How to Apply to a Master's in China
If you've decided to study a Master's degree at a university in China, you will have to gather the right documents to prove that you fit the university requirements. Provide complete personal information, previous qualifications, financial information, and a personal statement.
What documents do I need to provide to apply in China?
To apply to a university in China you will likely be asked to provide some of the following documents:
- birth certificate;
- recent photos;
- your passport or national identity card;
- one or more reference letters from past employers or teachers;
- copies of past diplomas or certificates, including your graduated Bachelor's degree;
- academic transcripts;
- letter of intent;
- Curriculum Vitae;
- Some form of proof that you can support your stay in the country during your studies.
Depending on the subject or specialization of your chosen Master's, you might also be asked to provide scores for additional tests like the GRE, GMAT or LSAT. Check if your programme requires any of these, or others.
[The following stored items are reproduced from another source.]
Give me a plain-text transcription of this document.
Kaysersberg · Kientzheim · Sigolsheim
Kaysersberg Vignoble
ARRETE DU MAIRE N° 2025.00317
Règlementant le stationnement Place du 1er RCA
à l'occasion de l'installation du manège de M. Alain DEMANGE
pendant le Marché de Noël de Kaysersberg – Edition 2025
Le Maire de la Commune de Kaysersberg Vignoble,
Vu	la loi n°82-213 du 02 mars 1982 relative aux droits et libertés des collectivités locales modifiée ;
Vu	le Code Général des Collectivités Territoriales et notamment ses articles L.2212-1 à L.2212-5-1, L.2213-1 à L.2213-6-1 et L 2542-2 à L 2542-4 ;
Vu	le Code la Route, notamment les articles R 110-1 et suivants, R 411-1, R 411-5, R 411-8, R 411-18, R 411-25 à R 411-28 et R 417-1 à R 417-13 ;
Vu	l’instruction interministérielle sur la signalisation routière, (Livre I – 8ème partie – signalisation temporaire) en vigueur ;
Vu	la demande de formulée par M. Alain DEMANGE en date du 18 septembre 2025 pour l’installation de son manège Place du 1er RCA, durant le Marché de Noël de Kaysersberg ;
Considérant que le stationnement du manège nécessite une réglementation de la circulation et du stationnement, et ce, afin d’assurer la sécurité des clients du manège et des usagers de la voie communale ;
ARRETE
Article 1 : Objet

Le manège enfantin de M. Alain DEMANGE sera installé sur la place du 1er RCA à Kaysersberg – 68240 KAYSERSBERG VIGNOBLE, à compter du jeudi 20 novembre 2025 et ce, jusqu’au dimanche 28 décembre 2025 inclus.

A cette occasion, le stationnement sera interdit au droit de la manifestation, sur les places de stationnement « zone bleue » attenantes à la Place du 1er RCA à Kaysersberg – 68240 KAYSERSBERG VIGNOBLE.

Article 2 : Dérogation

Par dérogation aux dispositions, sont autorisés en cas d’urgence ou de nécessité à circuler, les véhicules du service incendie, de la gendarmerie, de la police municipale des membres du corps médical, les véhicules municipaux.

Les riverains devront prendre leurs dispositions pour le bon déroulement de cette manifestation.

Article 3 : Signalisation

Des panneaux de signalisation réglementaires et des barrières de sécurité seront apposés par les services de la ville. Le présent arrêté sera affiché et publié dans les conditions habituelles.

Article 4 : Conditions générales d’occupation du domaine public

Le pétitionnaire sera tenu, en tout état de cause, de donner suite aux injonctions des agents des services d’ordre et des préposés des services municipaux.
The list of documents depends on the specific requirements of universities in China so you might be asked to include additional documents. It’s also likely you’ll have to provide official English translations of your documents, or translations in the local language.
Prove your English skills
Because you’ll study an international degree in English, you'll have to present a language certificate. Some popular options for international students are IELTS, TOEFL or C1 Advanced language certificates. You’ll have to meet a minimum language score set by the university, and your test scores shouldn’t be older than 1-2 years. If you don’t meet the minimum language requirements, you will have to improve your skills and scores by taking an English preparation course.
Application deadlines for China
The deadlines for applying to a Master's in China are usually during summer (June-July), or in winter (January-February). Keep in mind that some universities don’t have application deadlines, which means you can apply whenever you are ready.